The question is where your marriage is going after the lockdown. I have the feeling you want to end it.

Speaking a bit more generally, I think anyone married usually unable to do chores through depression should do the chores they can and see a clinician.

40

Persephone: thanks for the update @20, and sorry for the nutbar troll that's flaming you. Those comments will be deleted in due course.

As I mentioned, I was dubious about the text hypnotism, but that was largely because of my overall reaction to your letter. I've only ever done it in person, and vocal tone and cadence seem to be very important; also, the subject having her eyes closed to limit distraction.

I've learned something today, but I think text hypnotism would make me a bit nervous. Do you have a safety mechanism if, for example, your phone battery dies, or you otherwise lose signal? I suppose that, worst case, you'd eventually surface, but it could be a while.

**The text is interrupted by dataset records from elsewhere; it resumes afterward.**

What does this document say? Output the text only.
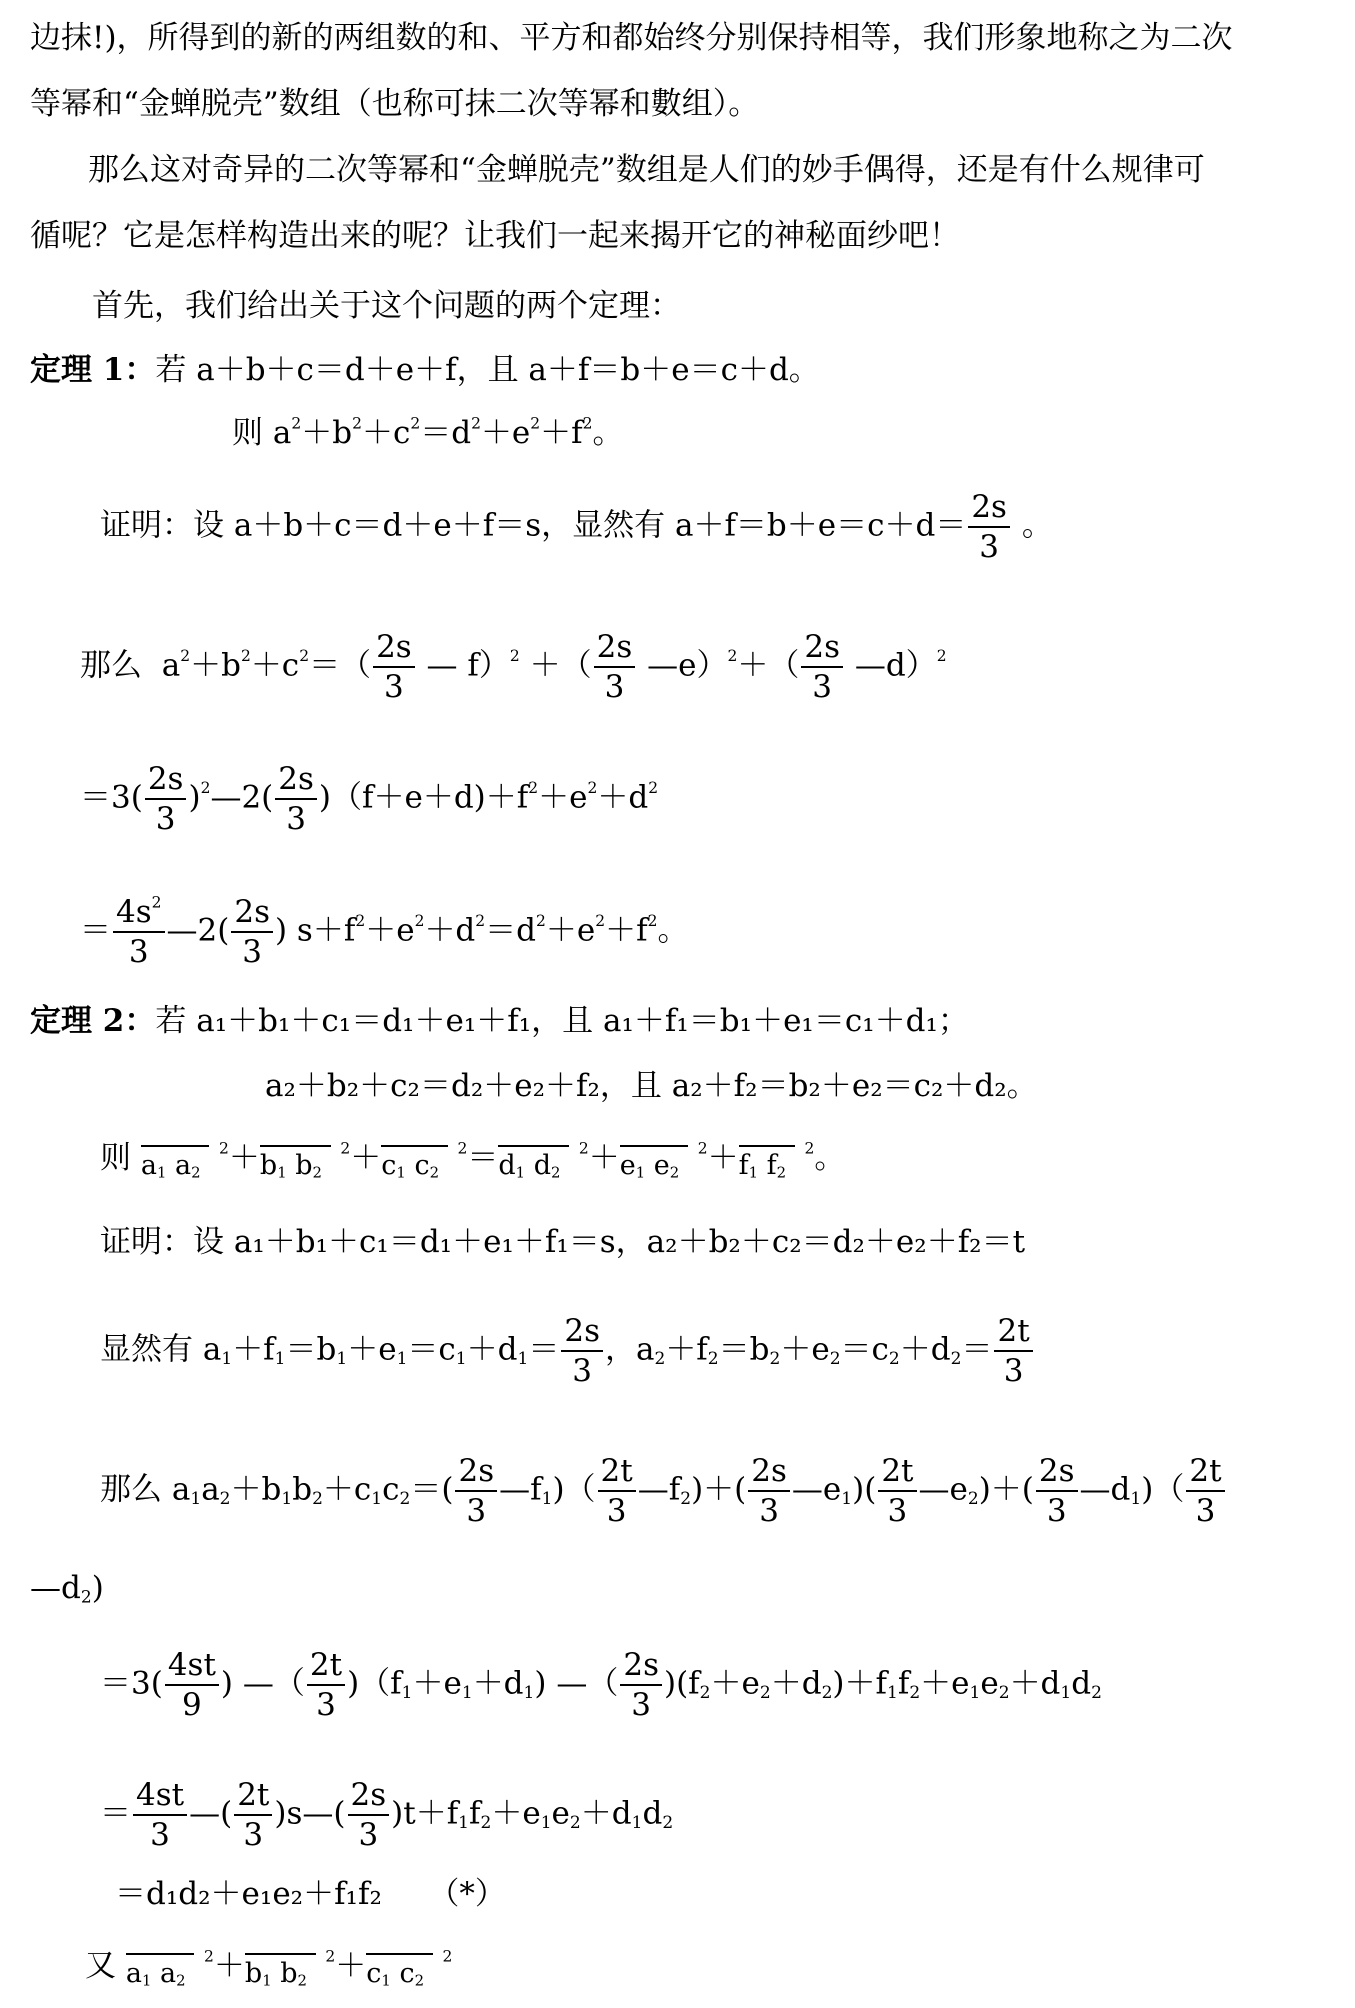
边抹!)，所得到的新的两组数的和、平方和都始终分别保持相等，我们形象地称之为二次
等幂和“金蝉脱壳”数组（也称可抹二次等幂和數组）。
那么这对奇异的二次等幂和“金蝉脱壳”数组是人们的妙手偶得，还是有什么规律可
循呢？它是怎样构造出来的呢？让我们一起来揭开它的神秘面纱吧！
首先，我们给出关于这个问题的两个定理：
定理 1：若 a＋b＋c＝d＋e＋f，且 a＋f＝b＋e＝c＋d。
则 $a^2+b^2+c^2=d^2+e^2+f^2$。
证明：设 a＋b＋c＝d＋e＋f＝s，显然有 $a+f=b+e=c+d= \frac{2s}{3}$ 。
那么  $a^2+b^2+c^2=( \frac{2s}{3}$ — f）$^2$ ＋（ $\frac{2s}{3}$ —e）$^2$＋（ $\frac{2s}{3}$ —d）$^2$
$=3( \frac{2s}{3}$ )$^2—2( \frac{2s}{3} )(f+e+d)+f^2+e^2+d^2$
＝ $\frac{4s^2}{3}$ —2( $\frac{2s}{3}$ ) $s+f^2+e^2+d^2=d^2+e^2+f^2$。
定理 2：若 a₁＋b₁＋c₁＝d₁＋e₁＋f₁，且 a₁＋f₁＝b₁＋e₁＝c₁＋d₁；
a₂＋b₂＋c₂＝d₂＋e₂＋f₂，且 a₂＋f₂＝b₂＋e₂＝c₂＋d₂。
则 $a_1$ $a_2$  $^2+b_1$ $b_2$  $^2+c_1$ $c_2$  $^2=d_1$ $d_2$  $^2+e_1$ $e_2$  $^2+f_1$ $f_2$  $^2$。
证明：设 a₁＋b₁＋c₁＝d₁＋e₁＋f₁＝s，a₂＋b₂＋c₂＝d₂＋e₂＋f₂＝t
显然有 $a_1+f_1=b_1+e_1=c_1+d_1= \frac{2s}{3}$ ，$a_2+f_2=b_2+e_2=c_2+d_2= \frac{2t}{3}$
那么 $a_1a_2+b_1b_2+c_1c_2=( \frac{2s}{3}$ $—f_1)( \frac{2t}{3}$ $—f_2)+( \frac{2s}{3}$ $—e_1)( \frac{2t}{3}$ $—e_2)+( \frac{2s}{3}$ $—d_1)( \frac{2t}{3}$
$—d_2$)
$=3( \frac{4st}{9}$ ) —（ $\frac{2t}{3} )(f_1+e_1+d_1)$ —（ $\frac{2s}{3} )(f_2+e_2+d_2)+f_1f_2+e_1e_2+d_1d_2$
＝ $\frac{4st}{3}$ —( $\frac{2t}{3}$ )s—( $\frac{2s}{3} )t+f_1f_2+e_1e_2+d_1d_2$
＝d₁d₂＋e₁e₂＋f₁f₂　　（*）
又 $a_1$ $a_2$  $^2+b_1$ $b_2$  $^2+c_1$ $c_2$  $^2$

As for the question of cheating: that's really up to you, and your husband if he finds out. People generally agree that fucking other people behind the back of committed partner(s) is cheating. You're not doing that. We've seen people claiming that viewing porn is cheating, that interactive porn is cheating. That's more or less what you're doing. It might be better if your husband knew, but if you're leaving (after Covid-19) that would just complicate things. On the other hand, if you're not leaving, he kinda has a right to know, so he can decide if he wants to stay.

41

Persephone- I can relate to the excitement your intense, forbidden correspondence can generate, having been there myself, though I’d never felt being hypnotized nor hypnotizing even in the most exciting chat and video moments. One of the best experiences in this regard was few years ago, with a married person who responded to my CL post out of the blue. Them being married, I was already out of mine, and cheating on their spouse during daytime WITH ME, discussing life and all things sex, experiences and fantasies alike, was a major added testicles tickle value.

What really baffles me is how you manage to conceal such elaborate, intense, time consuming activities from your husband while both of you are locked 24/7.
If there’s anything SL readers in your situation can learn from you is how to cheat on their spouses/SO’s during lockdown !/> =)

42

Unfortunately I gotta agree with Dan. I'm kinky and I play D&D. The thing in common with these things is they are super interesting to me because I am the one playing. But no one else really gives a shit about my elaborate hate-fuck sessions or my new eladrin bladesinger wizard. This letter is someone bragging about their D&D character backstory.

43

Not sure what a D&D is, drjones. The LW jumped on the thread and this is no elaborate back story. It’s true.

44

Good points fubar, @40.
On some level P, I think your husband must pick up the vibe, and at the moment it’s not a concern. You have become his mother, so all his needs are being met by you in that role. Sexually, as you said, he doesn’t want it.
My concern is for you. You didn’t sign up for this, and why hasn’t this man been to see someone? Variables going on here, ones you haven’t disclosed.

45

Hugs to you Persephone. Do what you got to do to stay sane.

46

Lava @43, Dungeons and Dragons. It's a role-playing game. "Dungeon" has no BDSM connotation here.

47

I took "D&D" to be Dungeons & Dragons. Seems to fit. I know there's something happening but I don't know what it is.

48

@42 "no one else really gives a shit about my elaborate hate-fuck sessions"

Hey now let's not be too hasty

49

phascogale @48 - lol, so true! Here's a hand raised to hear more about drjones's elaborate hate-fuck sessions.

Persephone @28 & 31
Cheating is a fluid word that means different things to different people. But clearly you're lying to your husband and hiding a big part of yourself. In the long run, do you want him to know who you are, or would you prefer he never find out?

50

@42 and i, for one, would like to hear a little more about your eladrin bladesinger wizard.i mean shit, what are your go to spells?